Les canaux fragiles (e-mail, SMS, courrier simple) ont une valeur juridique incertaine si le locataire conteste. Vous pouvez les utiliser en complément, pas comme seule preuve. Le recommandé électronique se compare à la LRAR sur la preuve : identité, horodatage, dépôt et réception doivent être robustes.

« Le bon compromis, c’est d’être carré sur le droit et très simple sur la forme: une date, un calcul lisible, et une preuve de réception. Le reste, ce sont des discussions qu’on peut éviter. »

Si vous avez « raté le coche » : oubli d’IRL ou absence de clause

Si vous avez oublié plusieurs années de suite, retenez deux règles : vous ne pouvez agir que dans l’année qui suit la date prévue au bail, et il n’y a pas de rétroactivité. La stratégie la plus saine est de repartir proprement à la prochaine échéance, avec le bon IRL et une notification probante.

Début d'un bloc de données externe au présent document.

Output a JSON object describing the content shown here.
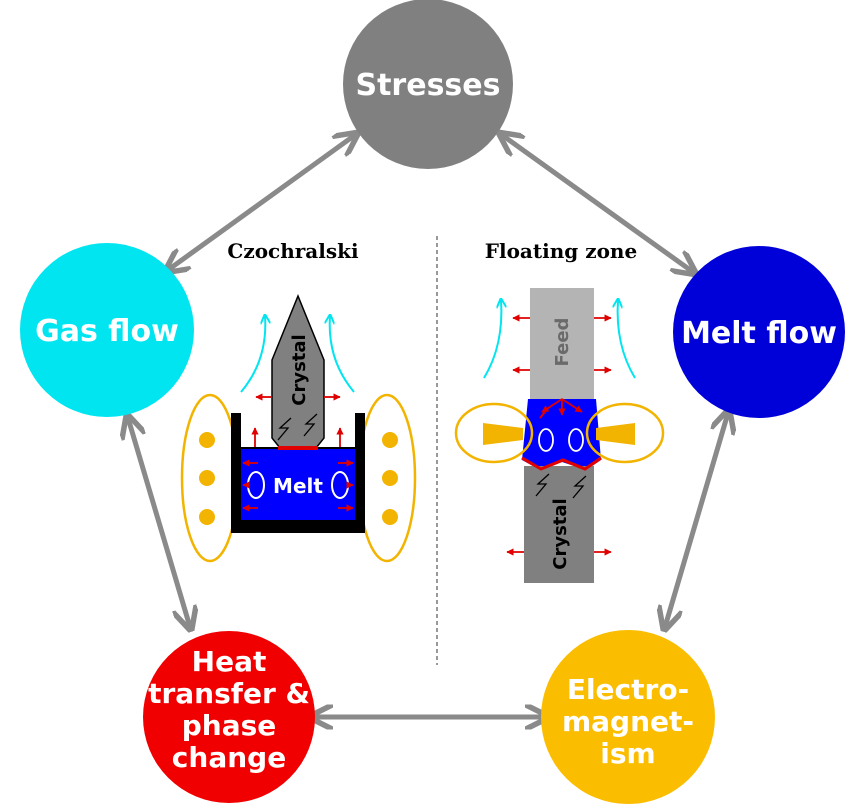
{
  "colors": {
    "stresses": "#808080",
    "gas_flow": "#00e5f0",
    "melt_flow": "#0000d8",
    "heat": "#f00000",
    "em": "#fbbd00",
    "arrow": "#8a8a8a",
    "crystal": "#808080",
    "feed": "#b4b4b4",
    "melt": "#0000ff",
    "coil": "#f2b400",
    "small_arrow": "#e00000",
    "gas_arrow": "#00e5f0"
  },
  "nodes": {
    "stresses": "Stresses",
    "gas_flow": "Gas flow",
    "melt_flow": "Melt flow",
    "heat_lines": [
      "Heat",
      "transfer &",
      "phase",
      "change"
    ],
    "em_lines": [
      "Electro-",
      "magnet-",
      "ism"
    ]
  },
  "panels": {
    "czochralski": {
      "title": "Czochralski",
      "crystal_label": "Crystal",
      "melt_label": "Melt"
    },
    "floating_zone": {
      "title": "Floating zone",
      "feed_label": "Feed",
      "crystal_label": "Crystal"
    }
  }
}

Si le bail ne prévoit pas de clause de révision, vous ne pouvez pas réviser en cours de bail via IRL. Vous avez alors trois options réalistes : attendre le renouvellement (et utiliser la procédure « sous-évalué » si elle s’applique), négocier un avenant sans imposer, ou agir à la relocation selon les règles locales.

Et n’oubliez pas l’interaction DPE : même avec une clause, une hausse peut être bloquée si le logement est concerné par l’interdiction liée aux classes F ou G.

Désaccord du locataire : comment réagir sans vous mettre en faute

Si le locataire conteste, commencez par l’amiable : réexpliquer le calcul IRL, les références, ou le mécanisme travaux, et vérifiez ensemble le trimestre, les montants et la date d’effet. Dans certains cas, une proposition d’étalement peut dénouer la situation, à condition de rester cohérent avec les écrits signés.

Pour certains litiges, la CDC est une étape structurante, notamment en cas de réévaluation au renouvellement. Préparez un dossier simple : bail, courriers, preuves d’envoi, IRL utilisé ou références comparables, DPE, justificatifs de travaux si concernés.

Enfin, retenez le délai : la saisine du juge peut intervenir dans les 3 ans qui suivent la date de révision contestée. Plus votre preuve de notification est solide (LRAR, huissier, récépissé), plus votre dossier est défendable, et plus vous gagnez du temps si la discussion se durcit.